Het werd ochtend, en met de eerste zonnestralen kwam er een verpleeghulp een blad met thee, toast en een gekookt ei brengen. Deze keer viel ik er hongerig op aan en liet geen kruimel liggen. Kort na het ontbijt kwam de zaalzuster. Ze keek naar mijn lege bord en snoof minachtend. ‘Ik zie dat je eetlust er niet onder geleden heeft.’ Toen vertelde ze me met tegenzin dat ik, als de artsen hun ronde hadden gedaan, vrij was om te gaan.

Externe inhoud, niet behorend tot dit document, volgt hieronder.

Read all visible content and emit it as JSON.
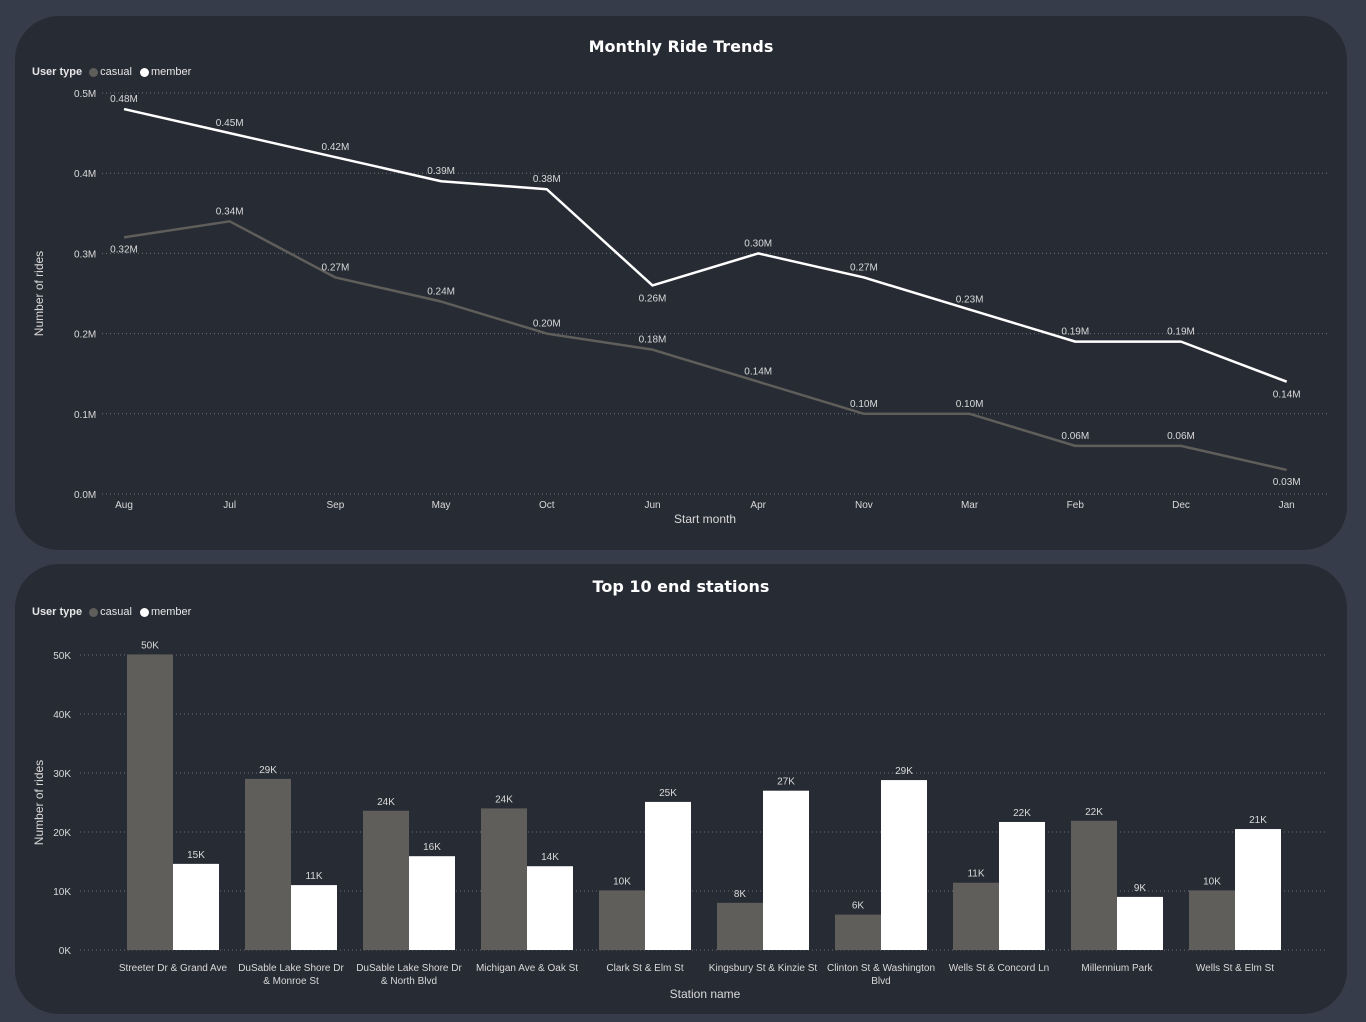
{
  "colors": {
    "casual": "#5f5e5b",
    "member": "#ffffff",
    "grid": "#6b6f78",
    "text": "#d9d9d9"
  },
  "legend": {
    "title": "User type",
    "items": [
      {
        "label": "casual",
        "color": "#5f5e5b"
      },
      {
        "label": "member",
        "color": "#ffffff"
      }
    ]
  },
  "chart_data": [
    {
      "type": "line",
      "title": "Monthly Ride Trends",
      "xlabel": "Start month",
      "ylabel": "Number of rides",
      "categories": [
        "Aug",
        "Jul",
        "Sep",
        "May",
        "Oct",
        "Jun",
        "Apr",
        "Nov",
        "Mar",
        "Feb",
        "Dec",
        "Jan"
      ],
      "ylim": [
        0,
        0.5
      ],
      "yticks": [
        "0.0M",
        "0.1M",
        "0.2M",
        "0.3M",
        "0.4M",
        "0.5M"
      ],
      "grid": true,
      "legend_position": "top-left",
      "series": [
        {
          "name": "casual",
          "values": [
            0.32,
            0.34,
            0.27,
            0.24,
            0.2,
            0.18,
            0.14,
            0.1,
            0.1,
            0.06,
            0.06,
            0.03
          ],
          "labels": [
            "0.32M",
            "0.34M",
            "0.27M",
            "0.24M",
            "0.20M",
            "0.18M",
            "0.14M",
            "0.10M",
            "0.10M",
            "0.06M",
            "0.06M",
            "0.03M"
          ]
        },
        {
          "name": "member",
          "values": [
            0.48,
            0.45,
            0.42,
            0.39,
            0.38,
            0.26,
            0.3,
            0.27,
            0.23,
            0.19,
            0.19,
            0.14
          ],
          "labels": [
            "0.48M",
            "0.45M",
            "0.42M",
            "0.39M",
            "0.38M",
            "0.26M",
            "0.30M",
            "0.27M",
            "0.23M",
            "0.19M",
            "0.19M",
            "0.14M"
          ]
        }
      ]
    },
    {
      "type": "bar",
      "title": "Top 10 end stations",
      "xlabel": "Station name",
      "ylabel": "Number of rides",
      "categories": [
        "Streeter Dr & Grand Ave",
        "DuSable Lake Shore Dr & Monroe St",
        "DuSable Lake Shore Dr & North Blvd",
        "Michigan Ave & Oak St",
        "Clark St & Elm St",
        "Kingsbury St & Kinzie St",
        "Clinton St & Washington Blvd",
        "Wells St & Concord Ln",
        "Millennium Park",
        "Wells St & Elm St"
      ],
      "category_lines": [
        [
          "Streeter Dr & Grand Ave"
        ],
        [
          "DuSable Lake Shore Dr",
          "& Monroe St"
        ],
        [
          "DuSable Lake Shore Dr",
          "& North Blvd"
        ],
        [
          "Michigan Ave & Oak St"
        ],
        [
          "Clark St & Elm St"
        ],
        [
          "Kingsbury St & Kinzie St"
        ],
        [
          "Clinton St & Washington",
          "Blvd"
        ],
        [
          "Wells St & Concord Ln"
        ],
        [
          "Millennium Park"
        ],
        [
          "Wells St & Elm St"
        ]
      ],
      "ylim": [
        0,
        50000
      ],
      "yticks": [
        "0K",
        "10K",
        "20K",
        "30K",
        "40K",
        "50K"
      ],
      "grid": true,
      "legend_position": "top-left",
      "series": [
        {
          "name": "casual",
          "values": [
            50100,
            29000,
            23600,
            24000,
            10100,
            8000,
            6000,
            11400,
            21900,
            10100
          ],
          "labels": [
            "50K",
            "29K",
            "24K",
            "24K",
            "10K",
            "8K",
            "6K",
            "11K",
            "22K",
            "10K"
          ]
        },
        {
          "name": "member",
          "values": [
            14600,
            11000,
            15900,
            14200,
            25100,
            27000,
            28800,
            21700,
            9000,
            20500
          ],
          "labels": [
            "15K",
            "11K",
            "16K",
            "14K",
            "25K",
            "27K",
            "29K",
            "22K",
            "9K",
            "21K"
          ]
        }
      ]
    }
  ]
}
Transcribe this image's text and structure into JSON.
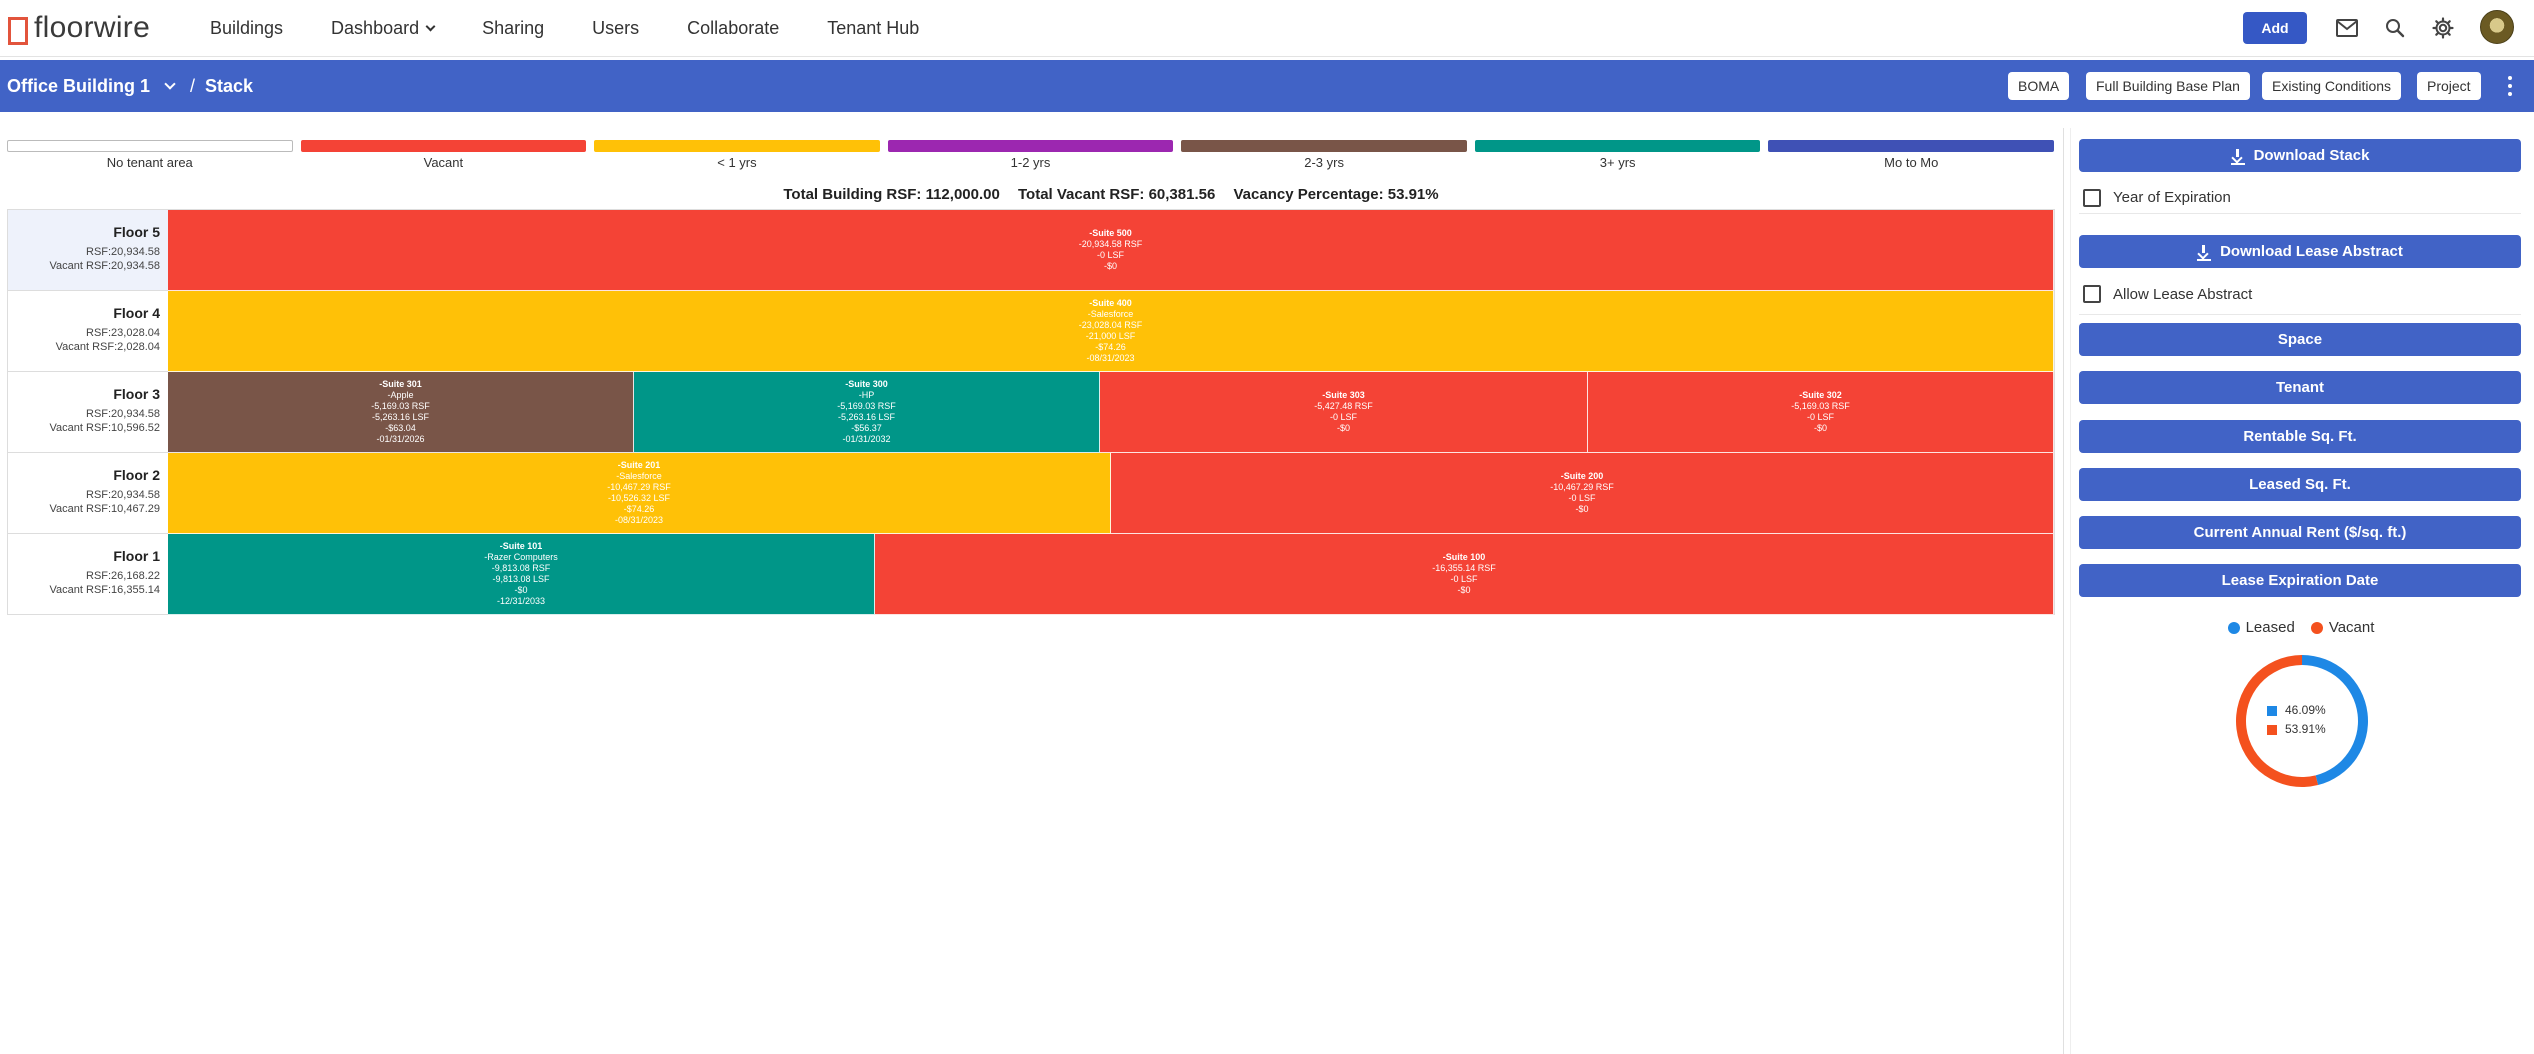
{
  "app": {
    "logo_text": "floorwire"
  },
  "nav": {
    "items": [
      {
        "label": "Buildings"
      },
      {
        "label": "Dashboard",
        "dropdown": true
      },
      {
        "label": "Sharing"
      },
      {
        "label": "Users"
      },
      {
        "label": "Collaborate"
      },
      {
        "label": "Tenant Hub"
      }
    ],
    "add_label": "Add",
    "icons": [
      "mail-icon",
      "search-icon",
      "gear-icon"
    ]
  },
  "subheader": {
    "building": "Office Building 1",
    "separator": "/",
    "page": "Stack",
    "buttons": [
      "BOMA",
      "Full Building Base Plan",
      "Existing Conditions",
      "Project"
    ]
  },
  "legend": [
    {
      "label": "No tenant area",
      "color": "#ffffff"
    },
    {
      "label": "Vacant",
      "color": "#f44336"
    },
    {
      "label": "< 1 yrs",
      "color": "#ffc107"
    },
    {
      "label": "1-2 yrs",
      "color": "#9c27b0"
    },
    {
      "label": "2-3 yrs",
      "color": "#795548"
    },
    {
      "label": "3+ yrs",
      "color": "#009688"
    },
    {
      "label": "Mo to Mo",
      "color": "#3f51b5"
    }
  ],
  "totals": {
    "total_rsf": "Total Building RSF: 112,000.00",
    "total_vacant": "Total Vacant RSF: 60,381.56",
    "vacancy": "Vacancy Percentage: 53.91%"
  },
  "floors": [
    {
      "name": "Floor 5",
      "rsf": "RSF:20,934.58",
      "vacant": "Vacant RSF:20,934.58",
      "selected": true,
      "suites": [
        {
          "color": "#f44336",
          "share": 1.0,
          "lines": [
            "-Suite 500",
            "-20,934.58 RSF",
            "-0 LSF",
            "-$0"
          ]
        }
      ]
    },
    {
      "name": "Floor 4",
      "rsf": "RSF:23,028.04",
      "vacant": "Vacant RSF:2,028.04",
      "suites": [
        {
          "color": "#ffc107",
          "share": 1.0,
          "lines": [
            "-Suite 400",
            "-Salesforce",
            "-23,028.04 RSF",
            "-21,000 LSF",
            "-$74.26",
            "-08/31/2023"
          ]
        }
      ]
    },
    {
      "name": "Floor 3",
      "rsf": "RSF:20,934.58",
      "vacant": "Vacant RSF:10,596.52",
      "suites": [
        {
          "color": "#795548",
          "share": 0.247,
          "lines": [
            "-Suite 301",
            "-Apple",
            "-5,169.03 RSF",
            "-5,263.16 LSF",
            "-$63.04",
            "-01/31/2026"
          ]
        },
        {
          "color": "#009688",
          "share": 0.247,
          "lines": [
            "-Suite 300",
            "-HP",
            "-5,169.03 RSF",
            "-5,263.16 LSF",
            "-$56.37",
            "-01/31/2032"
          ]
        },
        {
          "color": "#f44336",
          "share": 0.259,
          "lines": [
            "-Suite 303",
            "-5,427.48 RSF",
            "-0 LSF",
            "-$0"
          ]
        },
        {
          "color": "#f44336",
          "share": 0.247,
          "lines": [
            "-Suite 302",
            "-5,169.03 RSF",
            "-0 LSF",
            "-$0"
          ]
        }
      ]
    },
    {
      "name": "Floor 2",
      "rsf": "RSF:20,934.58",
      "vacant": "Vacant RSF:10,467.29",
      "suites": [
        {
          "color": "#ffc107",
          "share": 0.5,
          "lines": [
            "-Suite 201",
            "-Salesforce",
            "-10,467.29 RSF",
            "-10,526.32 LSF",
            "-$74.26",
            "-08/31/2023"
          ]
        },
        {
          "color": "#f44336",
          "share": 0.5,
          "lines": [
            "-Suite 200",
            "-10,467.29 RSF",
            "-0 LSF",
            "-$0"
          ]
        }
      ]
    },
    {
      "name": "Floor 1",
      "rsf": "RSF:26,168.22",
      "vacant": "Vacant RSF:16,355.14",
      "suites": [
        {
          "color": "#009688",
          "share": 0.375,
          "lines": [
            "-Suite 101",
            "-Razer Computers",
            "-9,813.08 RSF",
            "-9,813.08 LSF",
            "-$0",
            "-12/31/2033"
          ]
        },
        {
          "color": "#f44336",
          "share": 0.625,
          "lines": [
            "-Suite 100",
            "-16,355.14 RSF",
            "-0 LSF",
            "-$0"
          ]
        }
      ]
    }
  ],
  "panel": {
    "download_stack": "Download Stack",
    "year_of_expiration": "Year of Expiration",
    "download_lease_abstract": "Download Lease Abstract",
    "allow_lease_abstract": "Allow Lease Abstract",
    "buttons": [
      "Space",
      "Tenant",
      "Rentable Sq. Ft.",
      "Leased Sq. Ft.",
      "Current Annual Rent ($/sq. ft.)",
      "Lease Expiration Date"
    ],
    "chart_legend": [
      {
        "label": "Leased",
        "color": "#1e88e5"
      },
      {
        "label": "Vacant",
        "color": "#f4511e"
      }
    ]
  },
  "chart_data": {
    "type": "pie",
    "categories": [
      "Leased",
      "Vacant"
    ],
    "values": [
      46.09,
      53.91
    ],
    "value_labels": [
      "46.09%",
      "53.91%"
    ],
    "colors": [
      "#1e88e5",
      "#f4511e"
    ],
    "donut": true,
    "legend_position": "top"
  }
}
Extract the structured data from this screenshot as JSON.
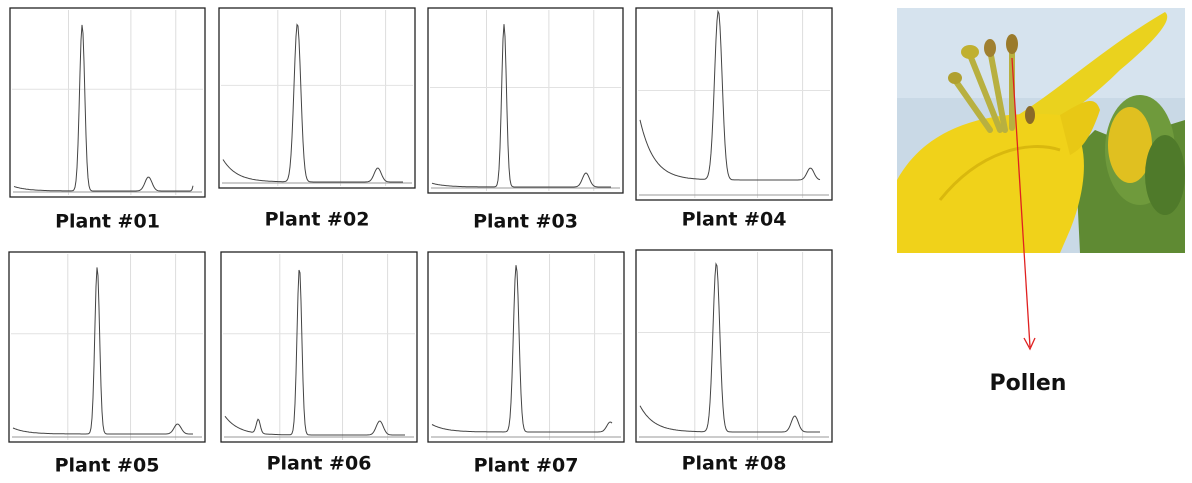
{
  "panels": [
    {
      "label": "Plant #01"
    },
    {
      "label": "Plant #02"
    },
    {
      "label": "Plant #03"
    },
    {
      "label": "Plant #04"
    },
    {
      "label": "Plant #05"
    },
    {
      "label": "Plant #06"
    },
    {
      "label": "Plant #07"
    },
    {
      "label": "Plant #08"
    }
  ],
  "photo_label": "Pollen"
}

‘Komt iemand je halen?’ was haar enige vraag, en haar enige reactie op mijn ‘Nee’, was een grimmig lachje.

Ik voelde me kleverig en vies en vroeg waar ik in bad kon en mijn haar kon wassen.

‘De zuster zal je water brengen om je te wassen. Je kunt een bad nemen als je thuis bent, en je haar kan wachten. Dat is toch alleen maar ijdelheid.’

Ze zweeg even en keek me aan met diezelfde uitdrukking van kille afkeer. ‘Zonder die ijdelheid zou je hier misschien niet zijn geweest.’ Met die woorden liep ze weg.

Ik had buikpijn, maar wilde niets meer vragen. In plaats daarvan waste ik me zo goed mogelijk in de kleine kom water die me werd gebracht, kleedde me aan en wachtte op de komst van de dokter die me geopereerd had.

Toen hij kwam, in gezelschap van de zaalzuster, keek hij me nauwelijks aan en vroeg niet hoe ik me voelde. Hij deelde me domweg mee dat ik kon gaan. Dus pakte ik mijn koffertje op en liep het ziekenhuis uit naar de bushalte.